Ah I see the problem now. This boils down to the implicit
convert-to-float which earlier GL (and hw) did, but you most likely
don't want (well the non-normalizing case) if you support native
integers (but you still need to be able to do it for GL). I think the
non-normalized ints-as-floats is something d3d10 ditched.
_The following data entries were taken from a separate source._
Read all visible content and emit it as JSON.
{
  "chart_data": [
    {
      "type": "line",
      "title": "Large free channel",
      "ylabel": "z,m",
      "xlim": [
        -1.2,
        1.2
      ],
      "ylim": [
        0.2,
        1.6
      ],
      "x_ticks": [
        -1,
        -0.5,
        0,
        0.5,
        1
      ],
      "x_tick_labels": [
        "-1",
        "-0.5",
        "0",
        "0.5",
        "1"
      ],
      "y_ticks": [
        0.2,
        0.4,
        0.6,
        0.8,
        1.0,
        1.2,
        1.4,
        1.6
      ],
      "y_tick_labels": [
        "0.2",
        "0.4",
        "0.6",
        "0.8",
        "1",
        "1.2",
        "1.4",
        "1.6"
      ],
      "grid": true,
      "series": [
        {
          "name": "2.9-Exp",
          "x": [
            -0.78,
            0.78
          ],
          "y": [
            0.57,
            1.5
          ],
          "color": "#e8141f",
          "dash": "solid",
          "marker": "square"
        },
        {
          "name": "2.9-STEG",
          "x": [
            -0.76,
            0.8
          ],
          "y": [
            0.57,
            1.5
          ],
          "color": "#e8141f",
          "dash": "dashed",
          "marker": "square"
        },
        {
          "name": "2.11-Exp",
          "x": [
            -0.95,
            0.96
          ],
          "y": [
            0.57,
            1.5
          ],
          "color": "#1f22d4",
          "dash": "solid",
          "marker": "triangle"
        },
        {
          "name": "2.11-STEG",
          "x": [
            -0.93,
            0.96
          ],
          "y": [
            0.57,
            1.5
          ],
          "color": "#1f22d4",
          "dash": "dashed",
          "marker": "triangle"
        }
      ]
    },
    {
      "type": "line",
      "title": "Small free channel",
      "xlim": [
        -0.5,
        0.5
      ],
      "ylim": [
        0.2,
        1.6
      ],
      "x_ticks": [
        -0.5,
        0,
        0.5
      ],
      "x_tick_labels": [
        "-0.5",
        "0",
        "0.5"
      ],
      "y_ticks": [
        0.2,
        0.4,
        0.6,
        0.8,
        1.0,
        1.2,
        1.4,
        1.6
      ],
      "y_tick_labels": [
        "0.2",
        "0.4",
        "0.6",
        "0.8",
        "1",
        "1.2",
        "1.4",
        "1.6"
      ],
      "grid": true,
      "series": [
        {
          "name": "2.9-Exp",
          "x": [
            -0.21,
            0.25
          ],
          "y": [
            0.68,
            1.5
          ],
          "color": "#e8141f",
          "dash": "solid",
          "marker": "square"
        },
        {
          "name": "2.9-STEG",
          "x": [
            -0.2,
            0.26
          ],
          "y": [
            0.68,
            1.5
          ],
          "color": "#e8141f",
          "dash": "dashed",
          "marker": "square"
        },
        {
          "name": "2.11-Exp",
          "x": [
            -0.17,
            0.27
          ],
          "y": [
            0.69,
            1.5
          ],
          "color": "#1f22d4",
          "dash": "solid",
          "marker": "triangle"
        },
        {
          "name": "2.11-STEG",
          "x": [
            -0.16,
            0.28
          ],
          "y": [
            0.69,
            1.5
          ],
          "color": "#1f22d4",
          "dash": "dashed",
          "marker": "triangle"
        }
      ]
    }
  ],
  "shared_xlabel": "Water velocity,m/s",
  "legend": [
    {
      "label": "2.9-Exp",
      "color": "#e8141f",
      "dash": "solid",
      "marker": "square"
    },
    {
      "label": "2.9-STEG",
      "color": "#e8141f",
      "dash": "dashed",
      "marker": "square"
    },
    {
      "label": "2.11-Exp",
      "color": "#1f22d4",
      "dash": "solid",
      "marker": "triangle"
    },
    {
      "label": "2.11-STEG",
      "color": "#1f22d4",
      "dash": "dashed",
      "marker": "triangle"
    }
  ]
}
I'm not really too thrilled seeing more formats which are essentially
the same (as the values don't actually change it's just float vs. int
type) but it seems GL actually wants this and hw can actually do it, so
I don't really see a better solution. I guess it would be possible to
make the int-as-float bit part of the pipe_vertex_buffer or something
instead but I'm not sure it would work nicely.